Давидовы холмы, друидовы оливы...

Так Авель промолчал, и я смолчу, и ты.

 

И сердце в миг звезды, и небо в час заката

немотствуют... — увы, как губы ни сомкнуть,

они сомкнутся так, что брат пойдет на брата,

и жизнью станет смерть, и кровью ляжет путь…

 

И зыбка палестин, и колыбель Европы

молчание хранят, замкнув свои уста

на Каинову тьму, на нитку Пенелопы

и вервия Христа.

 

 

* * *

Человек из кино перешел в вино,

от вина человек перешел к обиде,

от обиды — к окну.
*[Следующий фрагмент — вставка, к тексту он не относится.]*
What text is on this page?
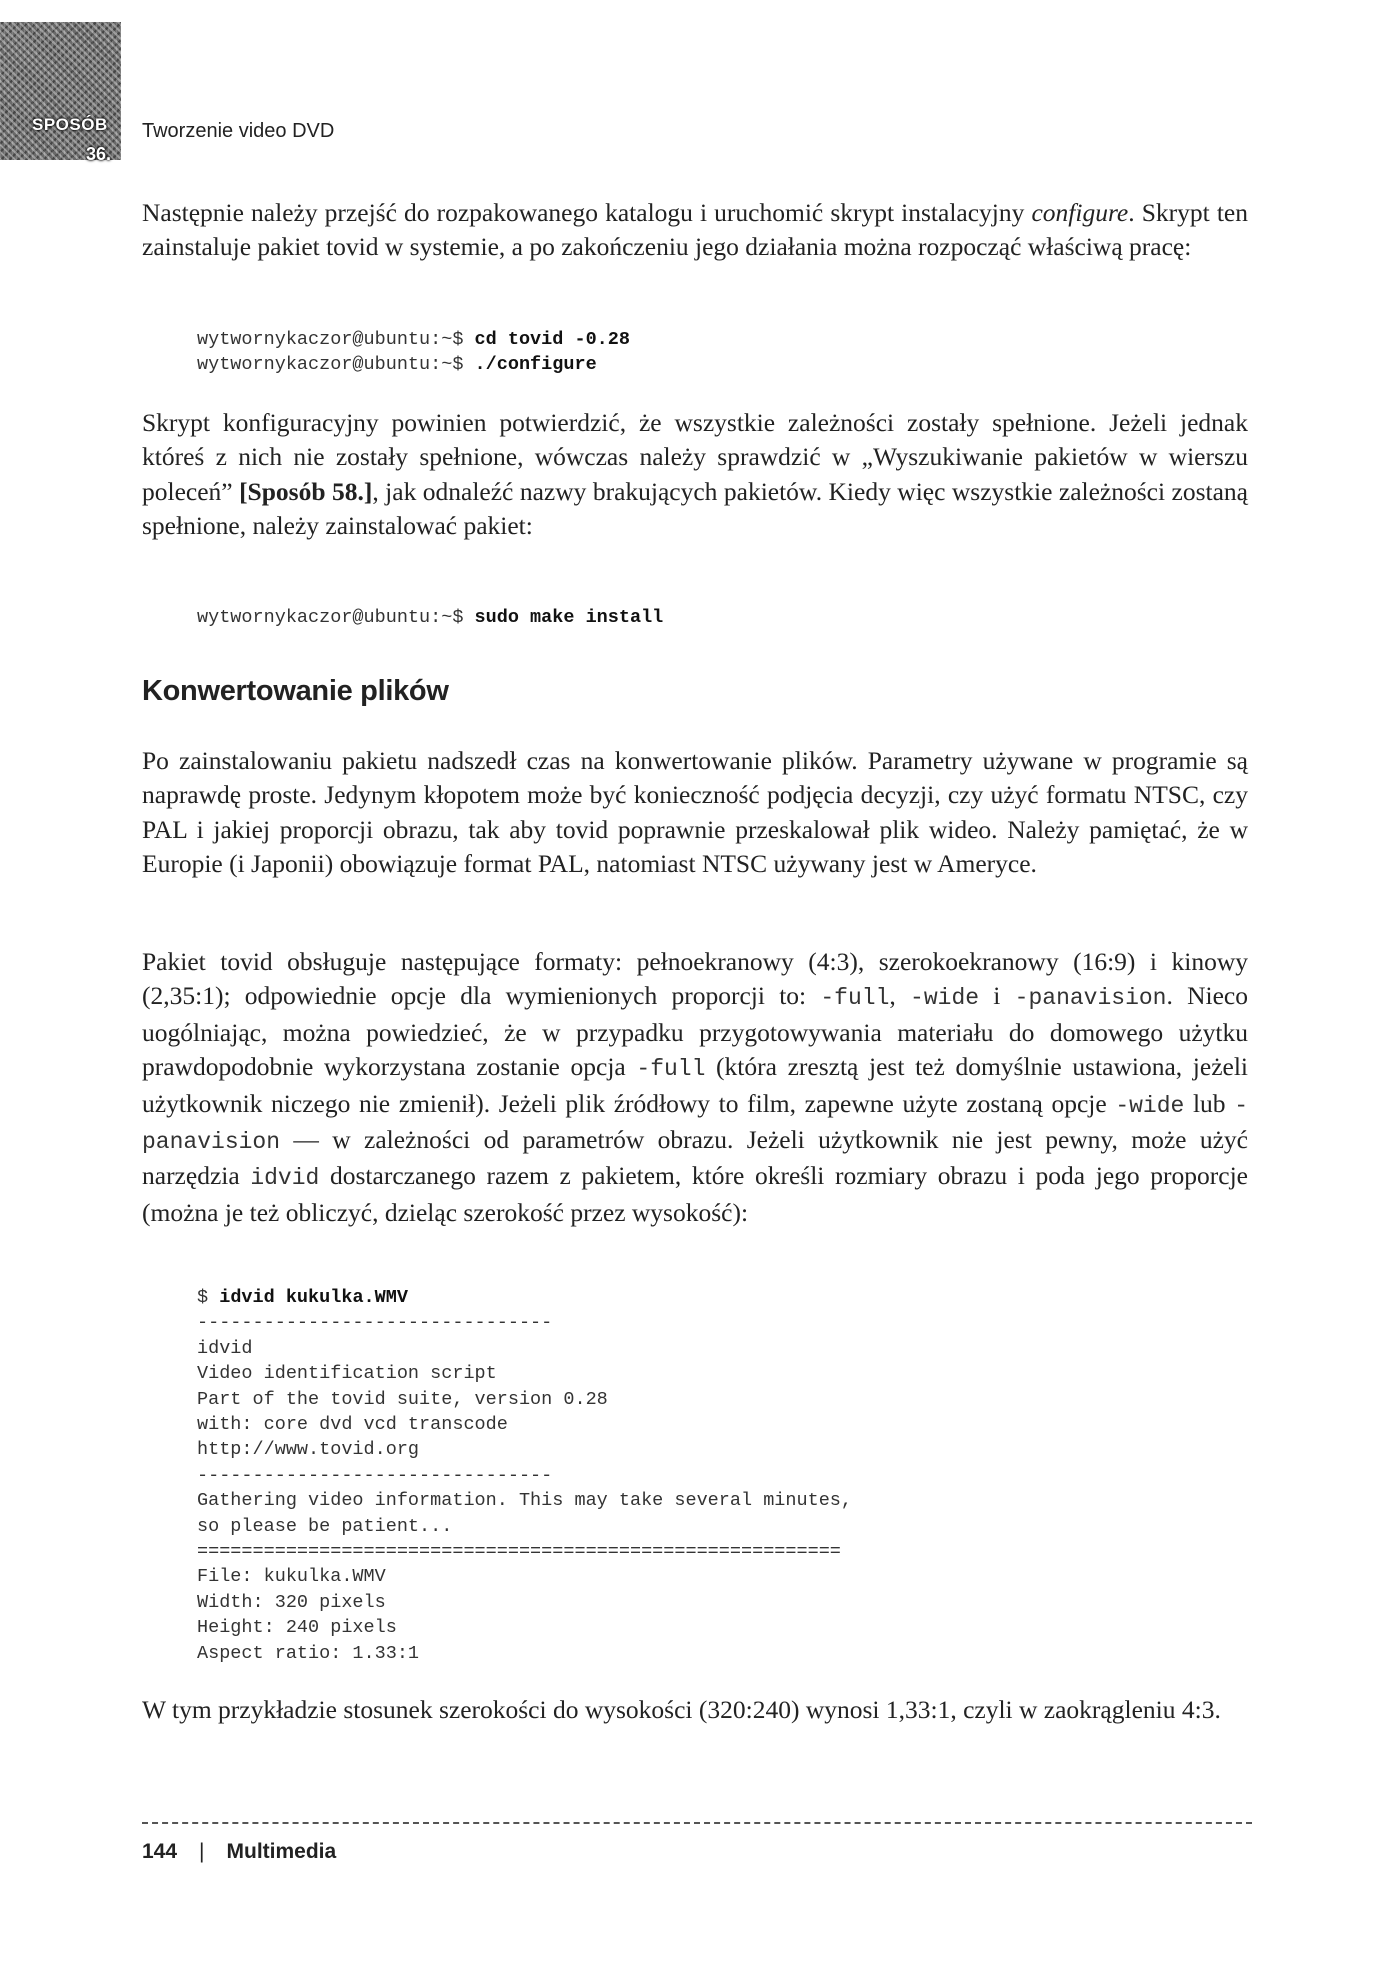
SPOSÓB
36.
Tworzenie video DVD

Następnie należy przejść do rozpakowanego katalogu i uruchomić skrypt instalacyjny configure. Skrypt ten zainstaluje pakiet tovid w systemie, a po zakończeniu jego działania można rozpocząć właściwą pracę:

wytwornykaczor@ubuntu:~$ cd tovid -0.28
wytwornykaczor@ubuntu:~$ ./configure

Skrypt konfiguracyjny powinien potwierdzić, że wszystkie zależności zostały spełnione. Jeżeli jednak któreś z nich nie zostały spełnione, wówczas należy sprawdzić w „Wyszukiwanie pakietów w wierszu poleceń” [Sposób 58.], jak odnaleźć nazwy brakujących pakietów. Kiedy więc wszystkie zależności zostaną spełnione, należy zainstalować pakiet:

wytwornykaczor@ubuntu:~$ sudo make install
Konwertowanie plików

Po zainstalowaniu pakietu nadszedł czas na konwertowanie plików. Parametry używane w programie są naprawdę proste. Jedynym kłopotem może być konieczność podjęcia decyzji, czy użyć formatu NTSC, czy PAL i jakiej proporcji obrazu, tak aby tovid poprawnie przeskalował plik wideo. Należy pamiętać, że w Europie (i Japonii) obowiązuje format PAL, natomiast NTSC używany jest w Ameryce.

Pakiet tovid obsługuje następujące formaty: pełnoekranowy (4:3), szerokoekranowy (16:9) i kinowy (2,35:1); odpowiednie opcje dla wymienionych proporcji to: -full, -wide i -panavision. Nieco uogólniając, można powiedzieć, że w przypadku przygotowywania materiału do domowego użytku prawdopodobnie wykorzystana zostanie opcja -full (która zresztą jest też domyślnie ustawiona, jeżeli użytkownik niczego nie zmienił). Jeżeli plik źródłowy to film, zapewne użyte zostaną opcje -wide lub -panavision — w zależności od parametrów obrazu. Jeżeli użytkownik nie jest pewny, może użyć narzędzia idvid dostarczanego razem z pakietem, które określi rozmiary obrazu i poda jego proporcje (można je też obliczyć, dzieląc szerokość przez wysokość):

$ idvid kukulka.WMV
--------------------------------
idvid
Video identification script
Part of the tovid suite, version 0.28
with: core dvd vcd transcode
http://www.tovid.org
--------------------------------
Gathering video information. This may take several minutes,
so please be patient...
==========================================================
File: kukulka.WMV
Width: 320 pixels
Height: 240 pixels
Aspect ratio: 1.33:1

W tym przykładzie stosunek szerokości do wysokości (320:240) wynosi 1,33:1, czyli w zaokrągleniu 4:3.

144 | Multimedia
И глядит в окно —

прямиком на меня, но меня не видит.

 

А на мне пиджак как литой сидит,

и в горошек галстук, и я не рыжий…

Так, наверно, Господь на меня глядит,

да и я — смотрю на Него — не вижу…

 

 

* * *

а потом вы уедете — сядете в поезд,

пролистнете окошко: поля, туман….

Только я вас представлю — забрезжит повесть,

только я вас окликну — сверкнет роман…

 

Вы сойдете с поезда — в руки вязов,

долговязых фонтанов, шершавых плит…

И роман повторит вас нагой два раза,

а одетой — повесть вас повторит.

 

Я сложу из вас книжки, чтоб вас размножить,

и тогда вы сможете мучить тех,

кто внимает книжкам, порастревожив

древоточцев воинских библиотек,

 

а потом — за роман и, в придачу, повесть —

за разливы слов и палитру чувств,

я, конечно, чего-нибудь удостоюсь,

но не вас, а премию получу,

 

я попробую с премией той забыться —

перестану думать, куплю вина,

и, глядишь — путешествие, заграница,

то бишь Царства Небесного тишина…

 

100-летие «Сибирских огней»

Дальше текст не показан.